Heart Eyes 2025 Movie Review
Finally, a flick that can please every Valentine’s Day moviegoer: those who hate the lovey-dovey holiday, those who adore it, those who want romance in their Valentine’s Day movies and those who prefer their gushing more gory. Every section of that particular Venn diagram can come away satisfied from “Heart Eyes,” a fun and irreverent seasonal slasher from director Josh Ruben.

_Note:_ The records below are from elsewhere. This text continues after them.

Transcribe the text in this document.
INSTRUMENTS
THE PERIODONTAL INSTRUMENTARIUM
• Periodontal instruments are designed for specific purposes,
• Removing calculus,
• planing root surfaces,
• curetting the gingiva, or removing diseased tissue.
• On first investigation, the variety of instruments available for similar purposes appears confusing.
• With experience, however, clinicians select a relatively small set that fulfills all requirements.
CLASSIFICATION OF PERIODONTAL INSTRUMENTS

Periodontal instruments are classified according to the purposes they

Writers Christopher Landon and Michael Kennedy (who co-wrote with Phillip Murphy) are the brains behind some of the most entertaining high-concept horror flicks of the past few years, including the “Groundhog Day”-inspired “Happy Death Day,” and the “Freaky Friday” riff “Freaky.” They apply their genre mashup skills to “Heart Eyes,” delivering a classic ‘90s-style slasher remixed as a rom-com, while paying homage to the greats along the way.
Every good rom-com has to have killer chemistry at the center, from Clark Gable and Claudette Colbert in “It Happened One Night,” to Cary Grant and Rosalind Russell in “His Girl Friday,” to Meg Ryan and just about anyone. Fortunately, “Heart Eyes” has Mason Gooding and Olivia Holt, two veterans of recent teen horror hits (the “Scream” sequels for him; “Totally Killer” for her). The pair have a crackling charm together, and while there’s a certain winky-ness to these kinds of self-referential genre exercises, they know to play it straight, both the flirtation and the fright.
Holt is Ally, Gooding is Jay; they meet-cute over their very specific identical coffee order, and then later at a work meeting, discovering they’ve been pitted against each other on an advertising campaign for a jewelry designer (a hilarious Michaela Watkins in the funniest, and most outright comedic role). Their bumbling, burgeoning connection is set against a series of slayings accredited to the “Heart Eyes Killer,” a serial murderer who has targeted happy couples in various cities around the United States every Valentine’s Day. Ally and Jay never assume they’ll be targeted as they’re not a couple — but HEK (and the audience) can plainly see the sizzle between them, and they team up to fight off the knife-wielding maniac (who sports a mask with glowing eye holes in the shape of hearts, like the emoji).
The film follows a classic screwball comedy formula — prickly rivals fall for each other over the course of a crazy adventure — with the kind of Scooby-Doo twist that usually comes at the end of a slasher movie, wherein the killer is unmasked, and they would have gotten away with it too, if it weren’t for those meddling kids, who happen to be falling in love.There may be a few plot wrinkles, and the mystery isn’t much to write home about. But that’s not really what’s important about “Heart Eyes,” in which Gooding proves himself to be a very funny leading man, Holt a steely, yet vulnerable final girl. The lore isn’t all that compelling, but their love story is.
While Ruben delivers some impressively bloody and innovative kills, “Heart Eyes” is a love letter to rom-coms, with references to “Clueless,” “Romy and Michele’s High School Reunion,” the aforementioned “His Girl Friday” and many, many more, name-checked in a cheeky monologue by Ally’s best friend Monica (Gigi Zumbado). It is also, weirdly, a love letter to the “Fast and the Furious” franchise, with Jordana Brewster and Devon Sawa (famously of “Final Destination”) playing a pair of detectives named Hobbs and Shaw.
“Heart Eyes” reminds us that stories of love and death have always been intertwined in the popular imagination. Ally’s (misguided) Valentine’s Day ad campaign features doomed love stories like “Romeo and Juliet,” “Titanic” and “Bonnie and Clyde.” There are elements of these famed love stories woven throughout “Heart Eyes,” from the team work to the willingness to sacrifice oneself for your love’s survival. Grand declarations and life-or-death pathos is just as much a part of these high-stakes narratives as the sparkling banter and longing looks. Love and death are inextricably intertwined in a symbiotic relationship, and “Heart Eyes” makes that manifest, with wit, good cheer and plenty of blood.